Aos 64 anos, Padura é um dos escritores contemporâneos mais publicados da América Latina. Sua obra se enquadra no gênero policial, mas tem um forte pano de fundo social da realidade cubana.

Ele está isolado em sua casa em Mantilla, região tranquila da periferia de Havana, em cuja rua corre um cheiro de pão recém saído do forno, vindo da padaria da esquina.

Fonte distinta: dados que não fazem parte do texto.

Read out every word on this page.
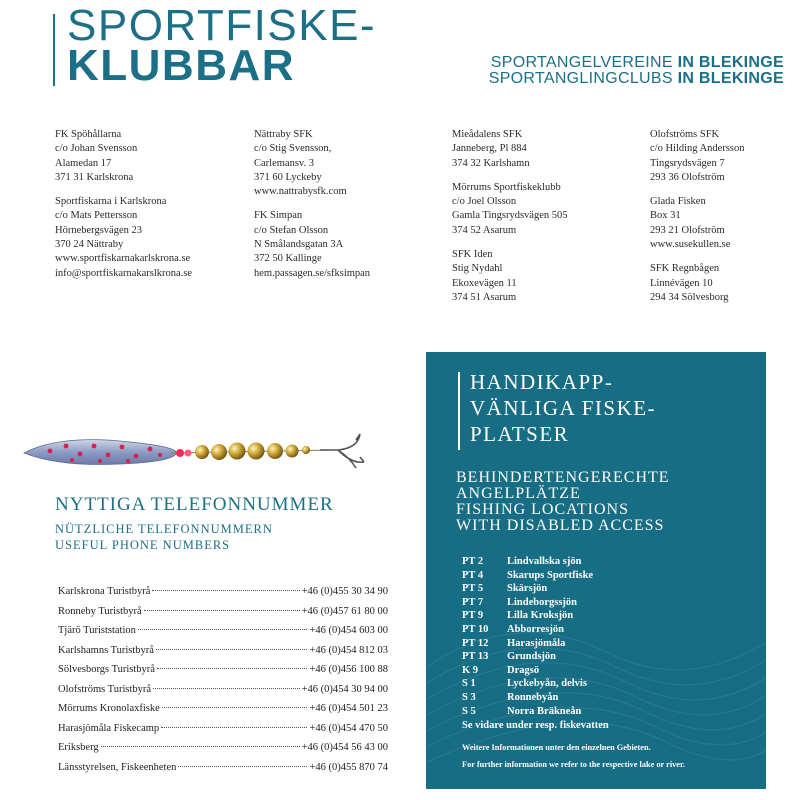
SPORTFISKE-
KLUBBAR	SPORTANGELVEREINE IN BLEKINGE
SPORTANGLINGCLUBS IN BLEKINGE
FK Spöhållarna
c/o Johan Svensson
Alamedan 17
371 31 Karlskrona
Sportfiskarna i Karlskrona
c/o Mats Pettersson
Hörnebergsvägen 23
370 24 Nättraby
www.sportfiskarnakarlskrona.se
info@sportfiskarnakarslkrona.se
Nättraby SFK
c/o Stig Svensson,
Carlemansv. 3
371 60 Lyckeby
www.nattrabysfk.com
FK Simpan
c/o Stefan Olsson
N Smålandsgatan 3A
372 50 Kallinge
hem.passagen.se/sfksimpan
Mieådalens SFK
Janneberg, Pl 884
374 32 Karlshamn
Mörrums Sportfiskeklubb
c/o Joel Olsson
Gamla Tingsrydsvägen 505
374 52 Asarum
SFK Iden
Stig Nydahl
Ekoxevägen 11
374 51 Asarum
Olofströms SFK
c/o Hilding Andersson
Tingsrydsvägen 7
293 36 Olofström
Glada Fisken
Box 31
293 21 Olofström
www.susekullen.se
SFK Regnbågen
Linnévägen 10
294 34 Sölvesborg
NYTTIGA TELEFONNUMMER
NÜTZLICHE TELEFONNUMMERN
USEFUL PHONE NUMBERS
Karlskrona Turistbyrå	+46 (0)455 30 34 90
Ronneby Turistbyrå	+46 (0)457 61 80 00
Tjärö Turiststation	+46 (0)454 603 00
Karlshamns Turistbyrå	+46 (0)454 812 03
Sölvesborgs Turistbyrå	+46 (0)456 100 88
Olofströms Turistbyrå	+46 (0)454 30 94 00
Mörrums Kronolaxfiske	+46 (0)454 501 23
Harasjömåla Fiskecamp	+46 (0)454 470 50
Eriksberg	+46 (0)454 56 43 00
Länsstyrelsen, Fiskeenheten	+46 (0)455 870 74
HANDIKAPP-
VÄNLIGA FISKE-
PLATSER
BEHINDERTENGERECHTE
ANGELPLÄTZE
FISHING LOCATIONS
WITH DISABLED ACCESS
PT 2	Lindvallska sjön
PT 4	Skarups Sportfiske
PT 5	Skärsjön
PT 7	Lindeborgssjön
PT 9	Lilla Kroksjön
PT 10	Abborresjön
PT 12	Harasjömåla
PT 13	Grundsjön
K 9	Dragsö
S 1	Lyckebyån, delvis
S 3	Ronnebyån
S 5	Norra Bräkneån
Se vidare under resp. fiskevatten
Weitere Informationen unter den einzelnen Gebieten.
For further information we refer to the respective lake or river.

Não filas, um cenário incomum nestes dias de intensa procura por alimentos.

— Em Cuba, há um problema que tem sido o que mais nos afeta durante este período de confinamento, que é um problema de 60 anos e que ficou muito evidente nestes momentos: comida — diz.

Cuba vê aumentar a escassez de alimentos diante da emergência global, da lentidão de suas reformas econômicas e do bloqueio severo imposto por Washington.

Padura descreve problemas, mas também virtudes. Ele elogia os médicos cubanos que estão na linha de frente do combate em cerca de vinte países e que foram alvo de críticas dos Estados Unidos devido ao seu regime trabalhista.

— A política do governo cubano é uma coisa, e podemos ou não concordar, (mas) a atitude dos médicos cubanos que vão trabalhar fora de Cuba, esses profissionais merecem todo o meu respeito e são intocáveis — afirma.

Um pouco de modéstia

Para Padura, em confinamento, o ser humano parece ser derrotado pelo medo da morte.

— O ser humano foi o vencedor na luta biológica, histórica e natural do planeta. E, no entanto, aparece um bichinho microscópico capaz de nos derrotar. Isso precisa nos dar um pouquinho mais de modéstia — diz ele.

Em um mundo de desmatamento, aquecimento global e poluição, o escritor acredita que os seres humanos têm sido injustos com as espécies.

— Nós somos o coronavírus do mundo, e o coronavírus está cobrando uma parte do que fizemos contra ele — diz ele.

Além disso, diante dessa emergência, “demos todas as nossas liberdades aos governos para o bem comum. É necessário, não há outra alternativa, mas é perigoso”.

Os beijos de Conde

Nesses dias de isolamento, Padura conseguiu terminar seu novo romance, que espera lançar na Espanha ainda neste ano, e também se dedicou ao exercício físico.

— Consegui perder 7 quilos — confessa.

O confinamento também o levou a pensar em um cenário para sua próxima obra, em que o detetive Mario Conde, o cativante protagonista de sua série de romances policiais, reaparece: será ambientado em 2020, durante a pandemia.

E como Conde, um homem intenso, sexual e amigável, viveria nesta época?

— De repente, tivemos que abandonar os beijos e os abraços, e, quando digo beijos e abraços, estou falando sobre a afetividade que um personagem como ele (Conde) tem, essa dependência de estar com seus amigos — detalha ele.

Padura diz que, um dia esses, falou ao telefone com o ator cubano Jorge Perugorría, que interpreta Conde na série de televisão “Quatro estações em Havana” (da Netflix), baseada em seus romances.

O ator contou a ele sobre sua nova casa.

— Eu disse a ele: o que eu mais quero é sentar no pátio que você descreve para mim, contigo, para tomar uma garrafa de uísque e alguns vinhos e falar merda. Isso, para um personagem como Conde, é a sua essência.

Texto publicado originalmente no O Globo.